М-да… подозревал я, что в плену у сарацин христианам несладко, но не до такой же степени… Хотя особо истощенным мужик не выглядит. Вот какой он национальности? А хрен поймешь так навскидку…
– Вы христианин? – задал я для начала вопрос на языке Иль-де-Франса.
– Да… – хрипло ответил мужчина на том же языке и, брякнув цепью, широко перекрестился.
– Ваше имя?
– Пьетро Фиораванти.
– Я, кондюкто лейб-гвардейской роты его светлости герцога Карла Бургундского барон Жан ван Гуттен объявляю вас свободным! – как можно торжественнее заявил я и грозно гаркнул в ухо Веренвену: – Снять с него цепи!

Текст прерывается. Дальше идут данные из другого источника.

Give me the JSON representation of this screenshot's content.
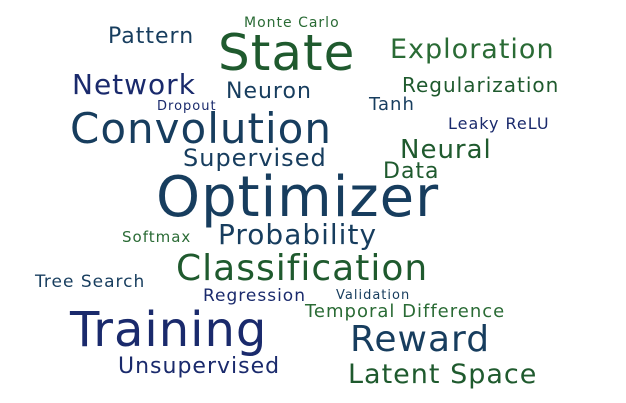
{
  "colors": {
    "navy": "#1a2a6c",
    "teal_navy": "#173d5e",
    "dark_green": "#1f5a2e",
    "green": "#2a6b35"
  },
  "words": [
    {
      "text": "Monte Carlo",
      "color": "#2a6b35"
    },
    {
      "text": "Pattern",
      "color": "#173d5e"
    },
    {
      "text": "State",
      "color": "#1f5a2e"
    },
    {
      "text": "Exploration",
      "color": "#2a6b35"
    },
    {
      "text": "Network",
      "color": "#1a2a6c"
    },
    {
      "text": "Neuron",
      "color": "#173d5e"
    },
    {
      "text": "Regularization",
      "color": "#1f5a2e"
    },
    {
      "text": "Dropout",
      "color": "#1a2a6c"
    },
    {
      "text": "Tanh",
      "color": "#173d5e"
    },
    {
      "text": "Convolution",
      "color": "#173d5e"
    },
    {
      "text": "Leaky ReLU",
      "color": "#1a2a6c"
    },
    {
      "text": "Neural",
      "color": "#1f5a2e"
    },
    {
      "text": "Supervised",
      "color": "#173d5e"
    },
    {
      "text": "Data",
      "color": "#1f5a2e"
    },
    {
      "text": "Optimizer",
      "color": "#173d5e"
    },
    {
      "text": "Softmax",
      "color": "#2a6b35"
    },
    {
      "text": "Probability",
      "color": "#173d5e"
    },
    {
      "text": "Classification",
      "color": "#1f5a2e"
    },
    {
      "text": "Tree Search",
      "color": "#173d5e"
    },
    {
      "text": "Regression",
      "color": "#1a2a6c"
    },
    {
      "text": "Validation",
      "color": "#173d5e"
    },
    {
      "text": "Temporal Difference",
      "color": "#2a6b35"
    },
    {
      "text": "Training",
      "color": "#1a2a6c"
    },
    {
      "text": "Reward",
      "color": "#173d5e"
    },
    {
      "text": "Unsupervised",
      "color": "#1a2a6c"
    },
    {
      "text": "Latent Space",
      "color": "#1f5a2e"
    }
  ]
}
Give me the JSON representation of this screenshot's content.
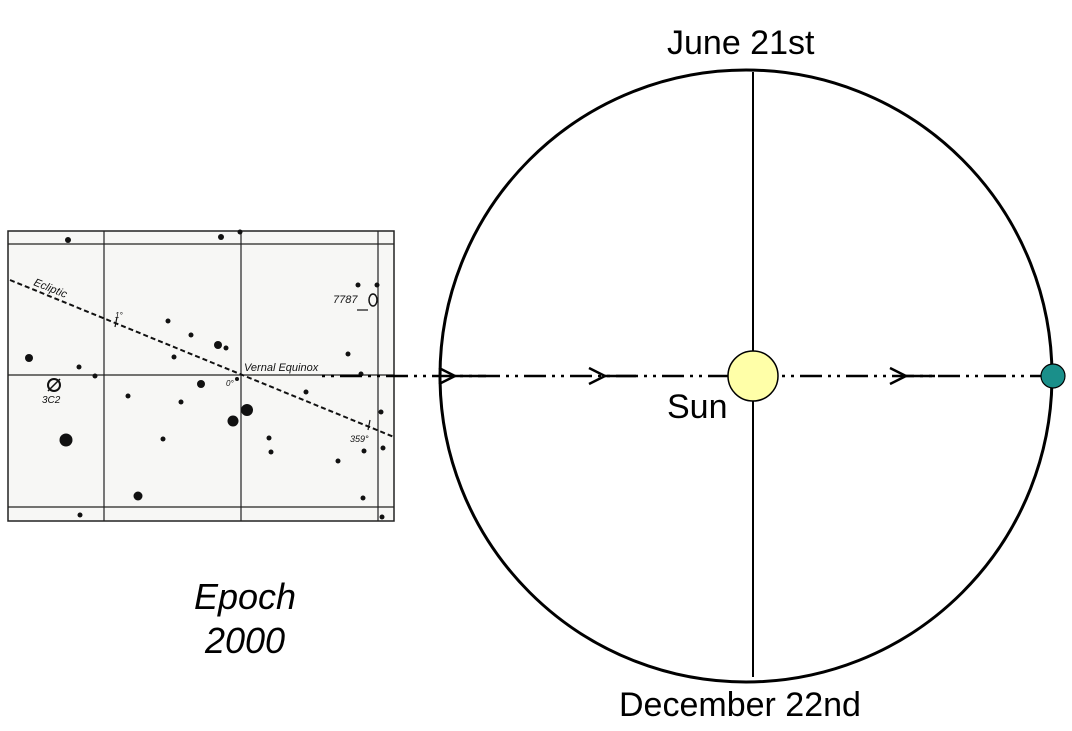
{
  "diagram": {
    "orbit_top_label": "June 21st",
    "orbit_bottom_label": "December 22nd",
    "sun_label": "Sun",
    "epoch_label_line1": "Epoch",
    "epoch_label_line2": "2000",
    "colors": {
      "sun_fill": "#ffffa8",
      "earth_fill": "#1a8f8a",
      "line": "#000000",
      "chart_paper": "#f7f7f5"
    }
  },
  "star_chart": {
    "ecliptic_label": "Ecliptic",
    "vernal_equinox_label": "Vernal Equinox",
    "object_3c2_label": "3C2",
    "object_7787_label": "7787",
    "tick_1_label": "1°",
    "tick_0_label": "0°",
    "tick_359_label": "359°"
  }
}
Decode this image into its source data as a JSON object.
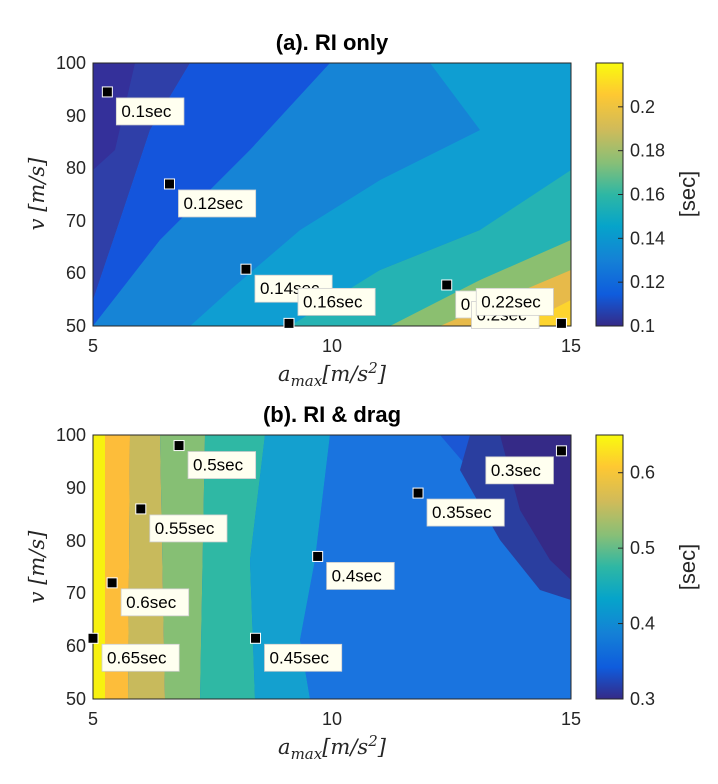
{
  "chart_data": [
    {
      "type": "heatmap",
      "title": "(a). RI only",
      "xlabel": "a_max[m/s^2]",
      "ylabel": "v [m/s]",
      "xlim": [
        5,
        15
      ],
      "ylim": [
        50,
        100
      ],
      "xticks": [
        "5",
        "10",
        "15"
      ],
      "yticks": [
        "50",
        "60",
        "70",
        "80",
        "90",
        "100"
      ],
      "colorbar": {
        "label": "[sec]",
        "range": [
          0.1,
          0.22
        ],
        "ticks": [
          "0.1",
          "0.12",
          "0.14",
          "0.16",
          "0.18",
          "0.2"
        ]
      },
      "colormap": "parula",
      "markers": [
        {
          "x": 5.3,
          "y": 94.5,
          "label": "0.1sec"
        },
        {
          "x": 6.6,
          "y": 77,
          "label": "0.12sec"
        },
        {
          "x": 8.2,
          "y": 60.8,
          "label": "0.14sec"
        },
        {
          "x": 9.1,
          "y": 50.5,
          "label": "0.16sec"
        },
        {
          "x": 12.4,
          "y": 57.8,
          "label": "0.18sec"
        },
        {
          "x": 14.5,
          "y": 55.8,
          "label": "0.2sec"
        },
        {
          "x": 14.8,
          "y": 50.5,
          "label": "0.22sec"
        }
      ]
    },
    {
      "type": "heatmap",
      "title": "(b). RI & drag",
      "xlabel": "a_max[m/s^2]",
      "ylabel": "v [m/s]",
      "xlim": [
        5,
        15
      ],
      "ylim": [
        50,
        100
      ],
      "xticks": [
        "5",
        "10",
        "15"
      ],
      "yticks": [
        "50",
        "60",
        "70",
        "80",
        "90",
        "100"
      ],
      "colorbar": {
        "label": "[sec]",
        "range": [
          0.3,
          0.65
        ],
        "ticks": [
          "0.3",
          "0.4",
          "0.5",
          "0.6"
        ]
      },
      "colormap": "parula",
      "markers": [
        {
          "x": 6.8,
          "y": 98,
          "label": "0.5sec"
        },
        {
          "x": 14.8,
          "y": 97,
          "label": "0.3sec"
        },
        {
          "x": 6.0,
          "y": 86,
          "label": "0.55sec"
        },
        {
          "x": 11.8,
          "y": 89,
          "label": "0.35sec"
        },
        {
          "x": 9.7,
          "y": 77,
          "label": "0.4sec"
        },
        {
          "x": 5.4,
          "y": 72,
          "label": "0.6sec"
        },
        {
          "x": 5.0,
          "y": 61.5,
          "label": "0.65sec"
        },
        {
          "x": 8.4,
          "y": 61.5,
          "label": "0.45sec"
        }
      ]
    }
  ]
}
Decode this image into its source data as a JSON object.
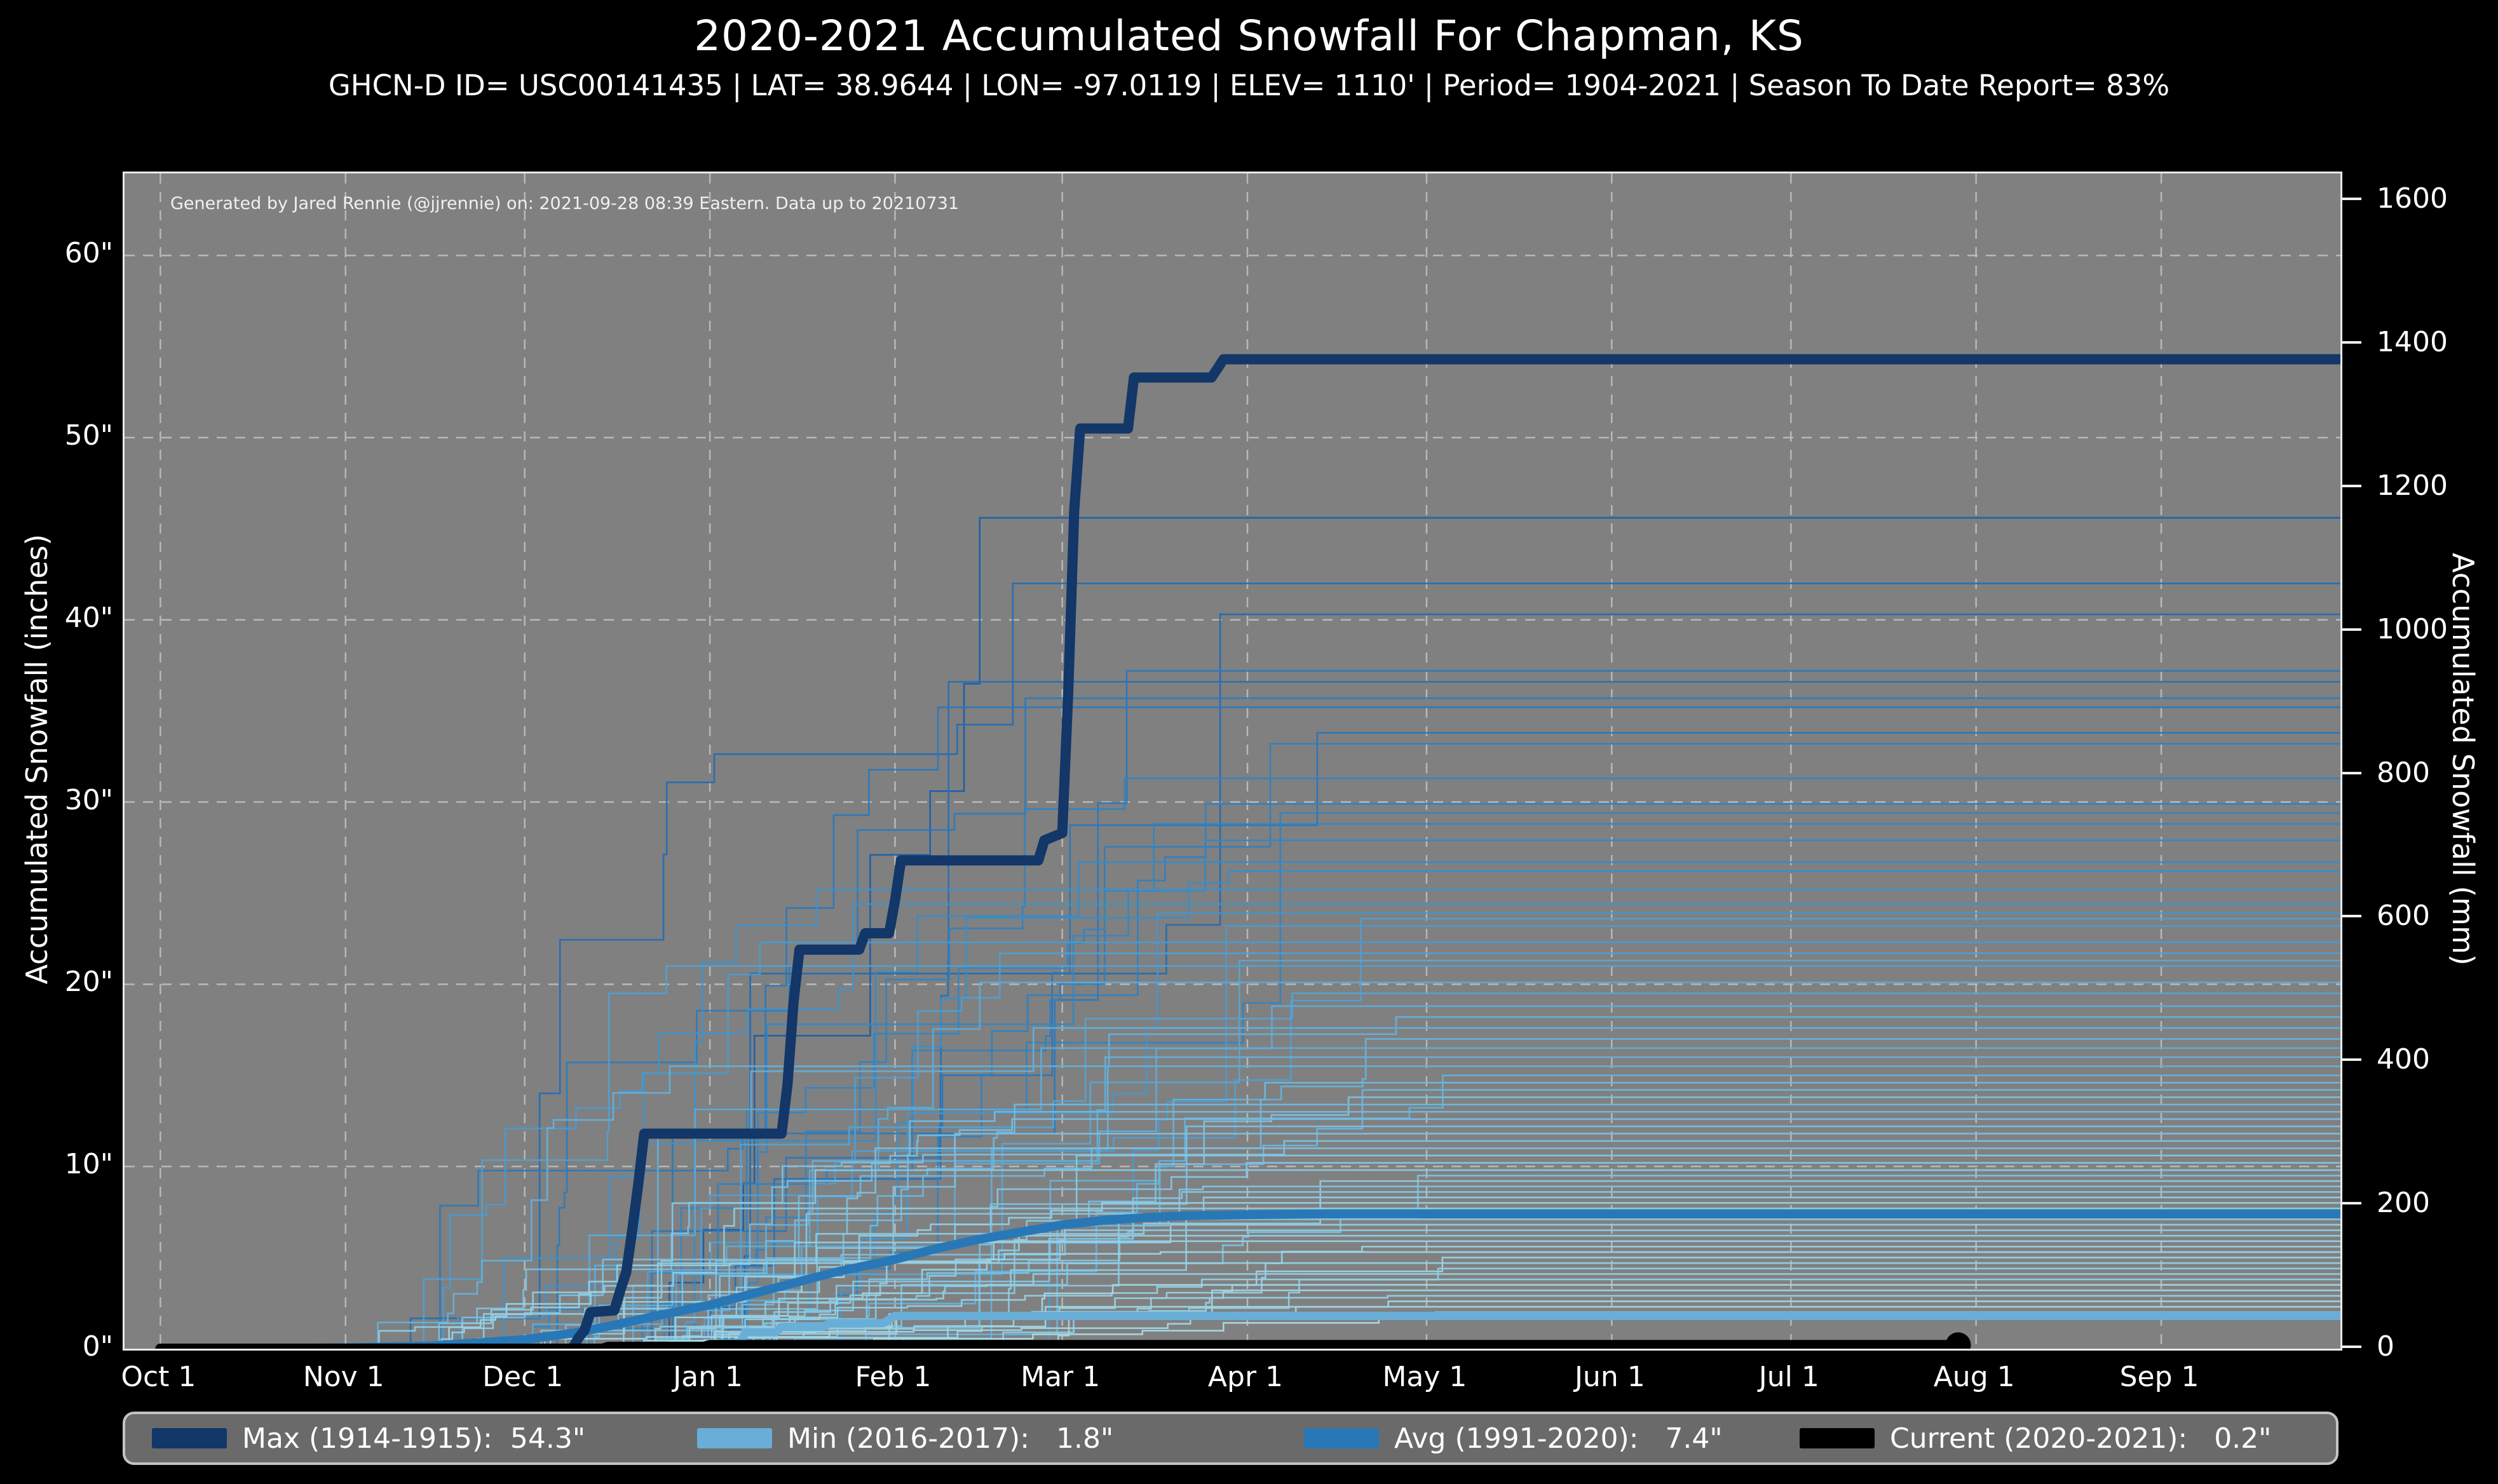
{
  "title": "2020-2021 Accumulated Snowfall For Chapman, KS",
  "subtitle": "GHCN-D ID= USC00141435 | LAT= 38.9644 | LON= -97.0119 | ELEV= 1110' | Period= 1904-2021 | Season To Date Report= 83%",
  "attribution": "Generated by Jared Rennie (@jjrennie) on: 2021-09-28 08:39 Eastern. Data up to 20210731",
  "colors": {
    "figure_bg": "#000000",
    "plot_bg": "#808080",
    "grid": "#c2c2c2",
    "text": "#ffffff",
    "max": "#123768",
    "min": "#69aed6",
    "avg": "#2878b8",
    "current": "#000000",
    "legend_bg": "#6a6a6a",
    "legend_border": "#c4c4c4"
  },
  "legend": {
    "items": [
      {
        "key": "max",
        "label": "Max (1914-1915):  54.3\""
      },
      {
        "key": "min",
        "label": "Min (2016-2017):   1.8\""
      },
      {
        "key": "avg",
        "label": "Avg (1991-2020):   7.4\""
      },
      {
        "key": "current",
        "label": "Current (2020-2021):   0.2\""
      }
    ],
    "item_offsets": [
      42,
      900,
      1855,
      2635
    ]
  },
  "chart_data": {
    "type": "line",
    "title": "2020-2021 Accumulated Snowfall For Chapman, KS",
    "xlabel": "",
    "ylabel_left": "Accumulated Snowfall (inches)",
    "ylabel_right": "Accumulated Snowfall (mm)",
    "x_domain_days": [
      -6,
      365
    ],
    "y_domain_inches": [
      0,
      64.5
    ],
    "grid": "dashed, month verticals and 10-inch horizontals",
    "legend_position": "bottom bar",
    "x_ticks": [
      {
        "label": "Oct 1",
        "day": 0
      },
      {
        "label": "Nov 1",
        "day": 31
      },
      {
        "label": "Dec 1",
        "day": 61
      },
      {
        "label": "Jan 1",
        "day": 92
      },
      {
        "label": "Feb 1",
        "day": 123
      },
      {
        "label": "Mar 1",
        "day": 151
      },
      {
        "label": "Apr 1",
        "day": 182
      },
      {
        "label": "May 1",
        "day": 212
      },
      {
        "label": "Jun 1",
        "day": 243
      },
      {
        "label": "Jul 1",
        "day": 273
      },
      {
        "label": "Aug 1",
        "day": 304
      },
      {
        "label": "Sep 1",
        "day": 335
      }
    ],
    "y_ticks_left": [
      {
        "label": "0\"",
        "value": 0
      },
      {
        "label": "10\"",
        "value": 10
      },
      {
        "label": "20\"",
        "value": 20
      },
      {
        "label": "30\"",
        "value": 30
      },
      {
        "label": "40\"",
        "value": 40
      },
      {
        "label": "50\"",
        "value": 50
      },
      {
        "label": "60\"",
        "value": 60
      }
    ],
    "y_ticks_right": [
      {
        "label": "0",
        "mm": 0
      },
      {
        "label": "200",
        "mm": 200
      },
      {
        "label": "400",
        "mm": 400
      },
      {
        "label": "600",
        "mm": 600
      },
      {
        "label": "800",
        "mm": 800
      },
      {
        "label": "1000",
        "mm": 1000
      },
      {
        "label": "1200",
        "mm": 1200
      },
      {
        "label": "1400",
        "mm": 1400
      },
      {
        "label": "1600",
        "mm": 1600
      }
    ],
    "grid_y_inches": [
      10,
      20,
      30,
      40,
      50,
      60
    ],
    "series": [
      {
        "name": "Max (1914-1915)",
        "total_inches": 54.3,
        "color": "#123768",
        "width": 16,
        "interp": "linear",
        "points": [
          [
            0,
            0
          ],
          [
            69,
            0
          ],
          [
            70,
            0.6
          ],
          [
            71,
            1.0
          ],
          [
            72,
            2.0
          ],
          [
            76,
            2.1
          ],
          [
            77,
            3.2
          ],
          [
            78,
            4.2
          ],
          [
            79,
            6.5
          ],
          [
            80,
            9.0
          ],
          [
            81,
            11.8
          ],
          [
            104,
            11.8
          ],
          [
            105,
            14.5
          ],
          [
            106,
            19.0
          ],
          [
            107,
            21.9
          ],
          [
            117,
            21.9
          ],
          [
            118,
            22.8
          ],
          [
            122,
            22.8
          ],
          [
            123,
            24.6
          ],
          [
            124,
            26.8
          ],
          [
            147,
            26.8
          ],
          [
            148,
            27.9
          ],
          [
            151,
            28.3
          ],
          [
            152,
            36.0
          ],
          [
            153,
            46.0
          ],
          [
            154,
            50.5
          ],
          [
            162,
            50.5
          ],
          [
            163,
            53.3
          ],
          [
            176,
            53.3
          ],
          [
            178,
            54.3
          ],
          [
            365,
            54.3
          ]
        ]
      },
      {
        "name": "Min (2016-2017)",
        "total_inches": 1.8,
        "color": "#69aed6",
        "width": 13,
        "interp": "linear",
        "points": [
          [
            0,
            0
          ],
          [
            93,
            0
          ],
          [
            94,
            0.3
          ],
          [
            97,
            0.3
          ],
          [
            98,
            0.9
          ],
          [
            103,
            0.9
          ],
          [
            104,
            1.2
          ],
          [
            111,
            1.2
          ],
          [
            112,
            1.4
          ],
          [
            121,
            1.4
          ],
          [
            123,
            1.8
          ],
          [
            365,
            1.8
          ]
        ]
      },
      {
        "name": "Avg (1991-2020)",
        "total_inches": 7.4,
        "color": "#2878b8",
        "width": 14,
        "interp": "linear",
        "points": [
          [
            0,
            0
          ],
          [
            31,
            0.05
          ],
          [
            45,
            0.15
          ],
          [
            61,
            0.5
          ],
          [
            70,
            0.9
          ],
          [
            76,
            1.3
          ],
          [
            83,
            1.8
          ],
          [
            92,
            2.4
          ],
          [
            99,
            3.0
          ],
          [
            106,
            3.6
          ],
          [
            113,
            4.2
          ],
          [
            123,
            4.9
          ],
          [
            130,
            5.5
          ],
          [
            137,
            6.0
          ],
          [
            144,
            6.4
          ],
          [
            151,
            6.8
          ],
          [
            158,
            7.05
          ],
          [
            165,
            7.2
          ],
          [
            172,
            7.3
          ],
          [
            182,
            7.35
          ],
          [
            195,
            7.4
          ],
          [
            365,
            7.4
          ]
        ]
      },
      {
        "name": "Current (2020-2021)",
        "total_inches": 0.2,
        "color": "#000000",
        "width": 16,
        "interp": "linear",
        "end_marker_day": 301,
        "end_marker_radius": 20,
        "points": [
          [
            0,
            0
          ],
          [
            74,
            0
          ],
          [
            75,
            0.1
          ],
          [
            91,
            0.1
          ],
          [
            92,
            0.2
          ],
          [
            301,
            0.2
          ]
        ]
      }
    ],
    "ensemble": {
      "description": "all other seasons 1904-2021, thin step lines shaded light-to-dark blue by season total",
      "line_width": 2.6,
      "color_stops": [
        [
          0.0,
          "#aadbe6"
        ],
        [
          0.33,
          "#6db8de"
        ],
        [
          0.62,
          "#3487c4"
        ],
        [
          1.0,
          "#1b5fa8"
        ]
      ],
      "final_totals_inches": [
        45.6,
        42.0,
        40.3,
        37.2,
        36.6,
        35.7,
        35.2,
        33.8,
        33.2,
        31.3,
        29.9,
        29.4,
        28.8,
        27.9,
        26.7,
        26.2,
        25.2,
        24.4,
        23.9,
        23.6,
        23.2,
        22.3,
        21.7,
        21.3,
        21.0,
        20.1,
        19.5,
        18.8,
        18.2,
        17.6,
        17.0,
        16.5,
        16.0,
        15.5,
        15.0,
        14.6,
        14.2,
        13.8,
        13.4,
        13.0,
        12.6,
        12.2,
        11.8,
        11.4,
        11.0,
        10.6,
        10.2,
        9.8,
        9.5,
        9.2,
        8.9,
        8.6,
        8.3,
        8.0,
        7.7,
        7.4,
        7.1,
        6.8,
        6.5,
        6.2,
        5.9,
        5.6,
        5.3,
        5.0,
        4.7,
        4.4,
        4.1,
        3.8,
        3.5,
        3.2,
        2.9,
        2.6,
        2.3,
        2.0
      ]
    }
  }
}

Впрочем, снимать оковы пришлось уже с лежачего пленника. Ломбардец, судя по фамилии – это был именно ломбардец, услышав, что он свободен, попросту брякнулся в обморок… Понимаю. Сам не знаю, как бы на его месте среагировал. А фамилия чем-то знакомая… Фиораванти… Фиораванти…
– Пречистая Дева Мария благослови вас, господин барон! – Ломбардец, придя в себя, ломанулся ко мне на четвереньках целовать все, что под губы подвернется…
– Право, не стоит… – Я, зная приличествующие времени обычаи и уже хорошо наловчившись, успел соскочить со стула, избежав лобызаний. – Это мой христианский долг.
Не, ну эпически же звучит, а смотрится еще красивее… Благородный барон освобождает христиан из плена! Буду по одному освобождать и тащиться в каждом случае от собственной значимости.
Ломбардец, пока с него сбивали цепи, стоял на коленях и, обливаясь слезами, горячо молился, осеняя себя раз за разом крестным знамением, и все порывался мне что-нибудь поцеловать. Я даже расчувствовался и приказал налить ему вина.